El nuevo jefe de la diplomacia estadounidense para América Latina, Arturo Valenzuela, fue el encargado de fingir la “decepción” de su gobierno por el pésimo desenlace de la crisis institucional hondureña, esto es el voto contrario a la restitución del Presidente derrocado el 28 de junio. Un final que, en rigor, construyó con las palabras almibaradas de Barack Obama y las políticas de siempre del Departamento de Estado.
No adherimos en lo más mínimo a la teoría de que Obama tiene buenas intenciones pero que no tiene cómo imponerse a una burocracia llena de halcones, ni a su dama de hierro, la canciller Hillary Clinton. Fiel a su estilo, el Presidente entregó en el caso hondureño una prometedora reacción oral inicial, que se fue diluyendo en los hechos con el paso del tiempo.
Es hora de enfrentarlo: el golpe en Honduras triunfó y sus líderes (sobre todo el indescifrable Roberto Micheletti) mostraron tanta brutalidad para secuestrar a un Presidente, reprimir a sus simpatizantes y cerrar medios de comunicación como ductilidad para manipular las negociaciones.

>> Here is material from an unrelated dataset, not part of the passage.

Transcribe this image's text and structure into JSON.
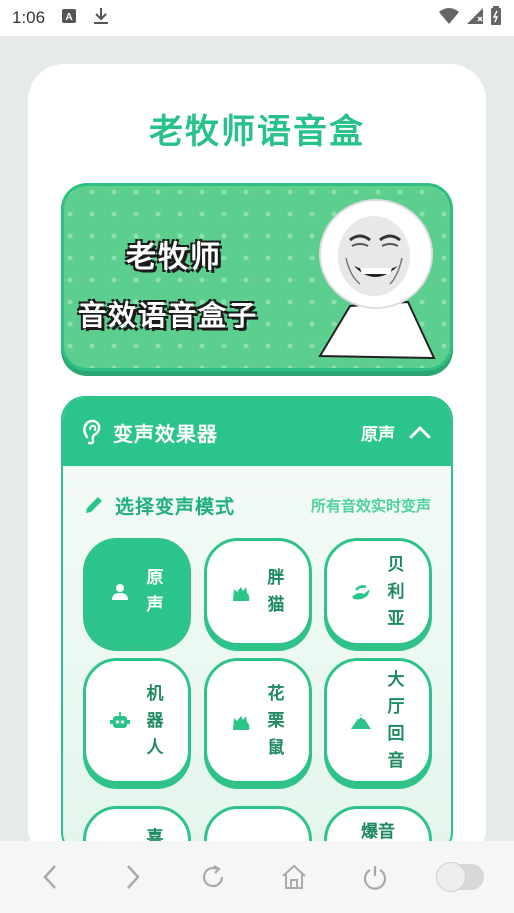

Y, en paralelo, si Luiz Inácio Lula da Silva, Cristina Kirchner, Hugo Chávez y compañía pretendieron influir en la cuestión, han perdido irremediablemente.
“Le dimos la respuesta, más que a los pobres diablos que tenía aquí él de representantes, a él le dimos la respuesta, como se la dimos a Evo Morales, al señor Correa, y como se la estamos dando diariamente a don Lula da Silva y a la señora Kirchner, que han tomado un odio increíble contra nuestro país, sin nuestro país haber hecho absolutamente nada más que decidir nuestro destino», resumió Micheletti sin la menor intención de tender puentes para el futuro de su país.
Se abre ahora para los gobiernos latinoamericanos que verdaderamente rechazan los golpes de Estado (que son muchos, pero no todos) una opción de hierro: ¿qué hacer ante el hecho consumado, que incluye, claro, que ha quedado establecido sin remedio un precedente nefasto y, además, la elección en las urnas del conservador Porfirio Lobo?
Es cierto que Manuel Zelaya (¡qué curioso, recién ahora lo mencionamos en esta nota!) no ha sido repuesto en el poder, que el proceso electoral avanzó en medio de la represión, la censura y el estado de sitio y que las cifras de participación pueden haber sido manipuladas. Lo que no se puede negar es la emergencia de un Presidente votado, para más, el mismo que lideró largamente todas las encuestas, lo que equivale a decir que aquellas restricciones no alteraron un resultado cantado desde hace mucho. He ahí el problema: si el gobierno de Lobo tiene un origen ilegítimo, lo tendrá también el de todos los gobiernos que lo sucedan hasta la eternidad. Parece una postura difícil de sostener, y que requerirá de algún gesto del electo para comenzar a normalizar su relación con la región. Eso si su análisis político es un poco más sutil que el de Micheletti.
Honduras sigue siendo patio trasero de Estados Unidos, no de Brasil. Y ésa es otra lección importante: las aspiraciones de liderazgo de Lula da Silva van por ahora mucho más lejos que sus posibilidades.
¿Cómo saldrá Zelaya de la embajada Brasileña? ¿Irá a la cárcel, buscará un indulto, se exiliará? Lula da Silva será muy criticado internamente, otra vez. Y una nueva era habrá empezado (¿o regresado?) para América Latina.